А в барских хоромах шла в это время совсем другая суета. Повара и стряпухи резали для приезжих гостей цыплят, кур, индюшек. Из погребов вынимались старые заграничные вина, разные домашние наливки, настойки, запеканки, к столу выбирались наиболее удачные соленья и приправы, из сундуков отсчитывалось ключнице парадное, затейливое столовое серебро.
Приезжие, умывшись и отряхнувшись от дорожной пыли, гуляли с любезными хозяевами по садовым дорожкам около помещичьего дома. Подстриженный на английский манер, сад был светел и просторен. Офицер, покручивая черные усики, увивался около Марии Федоровны, восторгаясь сельской природой, цветами, искусно устроенными садовыми клумбами и самой хозяйкой.
- Как ваше мнение относительно указа? - спрашивал тем временем Степан Федорович представителя губернатора, советника киевского наместнического правления, Корбе, отведя его в сторону.
- Не извольте беспокоиться, батюшка, - успокоительно улыбался тот.
В нем сказался хитрый обрусевший француз, желавший похвастаться знанием русского языка.
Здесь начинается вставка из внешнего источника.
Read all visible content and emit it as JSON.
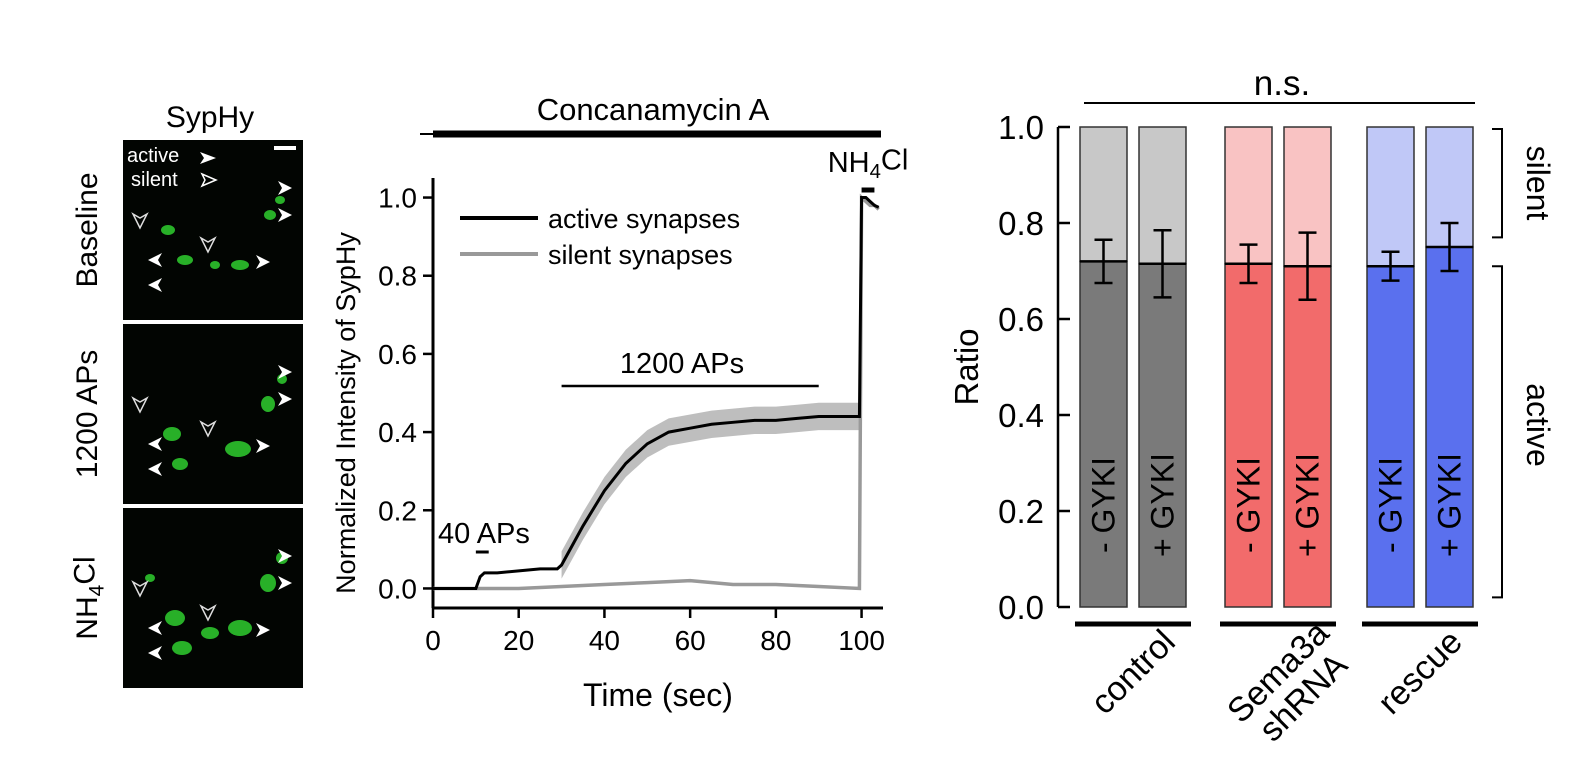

Он взял Базилевского за пуговицу сюртука и, дружески понижая голос, весело зашептал:
- Помните твердо пословицу: "Закон, что дышло, - куда поверни, туда и вышло"… Правильно я говорю? - И Корбе закатился довольным, клокотавшим в горле смешком.
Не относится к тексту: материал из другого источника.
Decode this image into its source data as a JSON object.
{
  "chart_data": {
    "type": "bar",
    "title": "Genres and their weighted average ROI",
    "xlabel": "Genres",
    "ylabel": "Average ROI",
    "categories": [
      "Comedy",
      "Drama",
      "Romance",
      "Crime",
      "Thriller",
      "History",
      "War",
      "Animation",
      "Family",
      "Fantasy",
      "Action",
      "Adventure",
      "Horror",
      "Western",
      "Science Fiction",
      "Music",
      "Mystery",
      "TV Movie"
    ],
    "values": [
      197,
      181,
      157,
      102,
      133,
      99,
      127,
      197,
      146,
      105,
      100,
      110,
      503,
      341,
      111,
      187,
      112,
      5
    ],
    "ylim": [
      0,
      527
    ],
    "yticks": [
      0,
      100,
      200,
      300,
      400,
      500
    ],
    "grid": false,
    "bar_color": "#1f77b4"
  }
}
- А вы уверены, что исправник, стряпчий и весь суд так же думают?
- Какой вы чудак, какой вы наивный человек, Степан Федорович! Да они у меня вот где сидят, - решительно подмигнул советник отекшими веками, наглядно разжал и снова сжал перед собою пухлую руку. - А ваших людей, которые с бараньим упрямством казачьих прав добиваются, мы тугим узлом привяжем в ваше вечное подданство.
- Тут их какой-то отставной канцелярист Коробка бунтует, - возмущенно жаловался Степан Федорович. - От него вся муть идет, все зло.
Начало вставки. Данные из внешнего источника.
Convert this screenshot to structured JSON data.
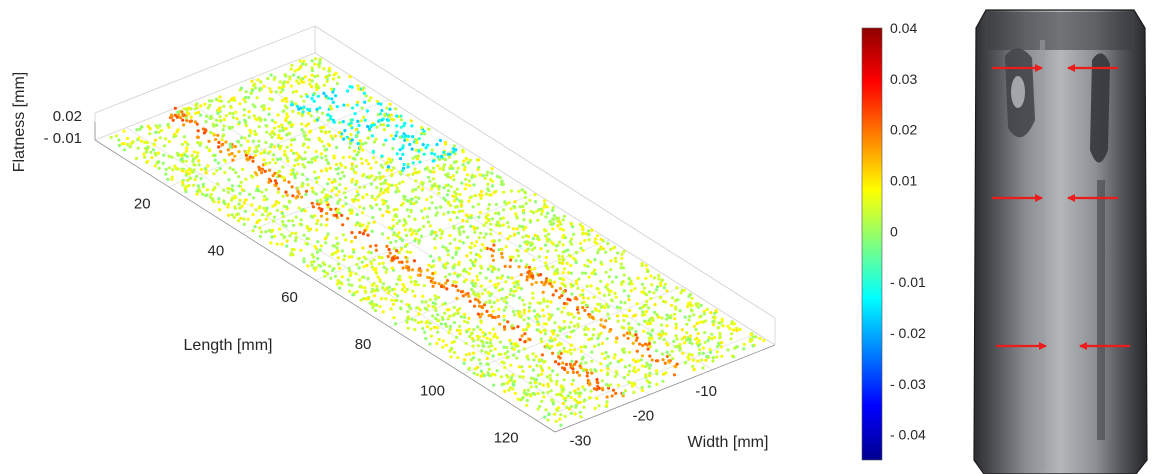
{
  "chart_data": {
    "type": "scatter",
    "title": "",
    "xlabel": "Length [mm]",
    "ylabel": "Width [mm]",
    "zlabel": "Flatness [mm]",
    "x_range": [
      0,
      125
    ],
    "y_range": [
      -35,
      0
    ],
    "z_ticks": [
      "0.02",
      "- 0.01"
    ],
    "x_ticks": [
      20,
      40,
      60,
      80,
      100,
      120
    ],
    "y_ticks": [
      -30,
      -20,
      -10
    ],
    "colorbar": {
      "range": [
        -0.045,
        0.04
      ],
      "colormap": "jet",
      "ticks": [
        "0.04",
        "0.03",
        "0.02",
        "0.01",
        "0",
        "- 0.01",
        "- 0.02",
        "- 0.03",
        "- 0.04"
      ]
    },
    "features": [
      {
        "label": "",
        "description": "elevated ridge",
        "length_range": [
          0,
          125
        ],
        "width_center": -24,
        "flatness": 0.02
      },
      {
        "label": "",
        "description": "elevated ridge",
        "length_range": [
          70,
          125
        ],
        "width_center": -14,
        "flatness": 0.02
      },
      {
        "label": "",
        "description": "depressed region",
        "length_range": [
          10,
          40
        ],
        "width_center": -5,
        "flatness": -0.015
      }
    ],
    "grid": true,
    "legend": "none"
  },
  "photo": {
    "arrow_rows": 3,
    "arrow_color": "#ee1b1b"
  }
}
- Кончено, успокойтесь, батюшка! Коробки больше не существует. "Коробка" эта достукалась до крышки. Его превосходительство приказал мне смутьяна арестовать и немедленно доставить в Киев для расправы за подстрекательство. А то как же? Там ему и плети уже назначены.
После обильного, затянувшегося до ночи обеда, во время которого непрерывно хлопали пробки винных бутылок, охмелевшие чиновники пробовали играть в карты, но скоро осоловело улеглись спать. А утром, позавтракав, пошли осматривать Турбаи.
В селе было затаенно тихо и глухо.
- Перелякались, как тараканы, - самодовольно показывал направо и налево советник Корбе.
Навстречу вышел атаман Цапко.
- Ну, что атаман, где твое войско? - подсмеивался Корбе. - Говорят, твои казаки штаны попачкали после нашего приезда и теперь переодеваются. Правда?
Цапко угрюмо молчал. А Корбе громко и победоносно продолжал:
- Довольно игрушки играть! Наслушались сказок старых баб, размечтались о казачестве. Ишь чего захотели! Только огорчаете милостивых господ ваших. Другие на их месте такую бы порку задали за эти бредни, что небу жарко стало бы.